Both nationally and locally, developing Quality Management Systems can support a more joined up and coherent approach to enabling high quality care. The work Scotland has done provides useful insight for others.
#NewPower ideas have been shared widely within the NHS through the NHS Horizons team and Helen Bevan, whose work is cited in the book. This is both challenging conventional ‘top down’ mechanisms, while describing the need to bring together both old and new power tactics to achieve change.
Nurturing peer networks to enable iterative learning and spread
We must get much better at ensuring what we learn is reliably taken up everywhere that can benefit
The implication of the two priorities above are that we need to invest more time in developing an understanding of issues and potential solutions and in working out what this means at the frontline, organisation and system level. Given the urgency and scale of the challenges facing the health sector, and the pressure on resources, we must get much better at ensuring what we learn is reliably taken up everywhere that can benefit.
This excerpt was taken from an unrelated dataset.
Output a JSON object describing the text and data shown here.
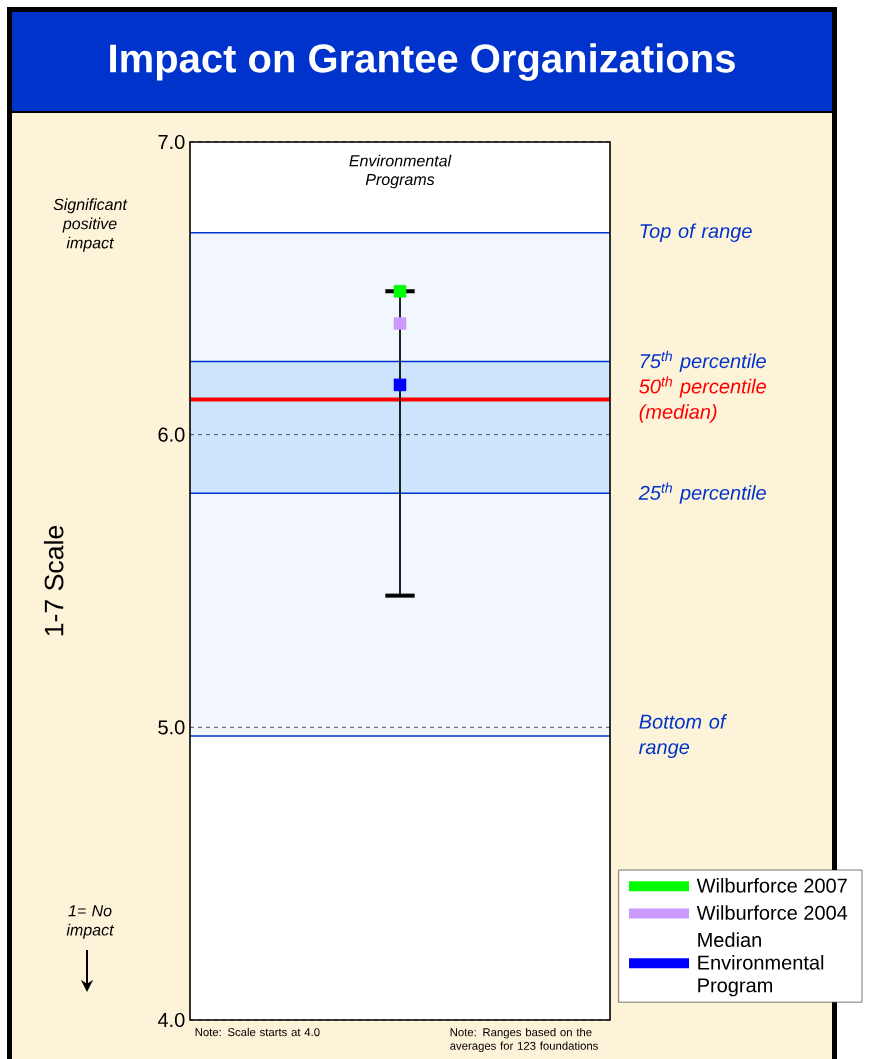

We know that the ‘pilot and push out’ strategies that we often reach for now aren’t working reliably. Peer networks are only part of the solution, but an important part.
The Health Foundation’s work on spread including the reports Against the Odds and The spread challenge, outlines the need to shift emphasis towards adopters, referencing the role that networks can play in supporting spread.
The Health Foundation’s Scaling Up Improvement and Exploring social franchising and licensing programmes are demonstrating strategies for spread better designed to maintain impact even as an idea is expanded to new settings.
Trish Greenhalgh’s book Implementing Evidence Based Medicine, articulates well the role of networks in generating and sharing knowledge and spreading innovation, with relevance to wider service change.
Effective Networks for Improvement describes five key features of effective networks – common purpose, cooperative structure, critical mass, collective intelligence and community building.
The Health Foundation’s Closing the gap through Clinical Communities programme evaluation outlines more on the characteristics of effective networks, with the NHS Improvement Source4Networks site including a range of practical resources for networks.
The world of thinking and practice in improvement is vibrant and evolving fast. What would you add to this list? Please reply to this blog, with what you think evidence and practice is telling us in these areas.
Comments
Thomas John Rose 14 Dec 2019
I'm encouraged by your mention of Quality Management Systems. An important feature of a good Quality Management System is implementing a Process Approach. This approach would greatly enhance all the QI activity undertaken in the NHS and which is encouraged by Q.
Penny Pereira 17 Dec 2019
Thanks Thomas, did you catch the Q Visit to Scotland focused on QMS or the webinar with Hugh McCaughey? - future plans for improvement in the NHS in England are drawing heavily on these ideas too.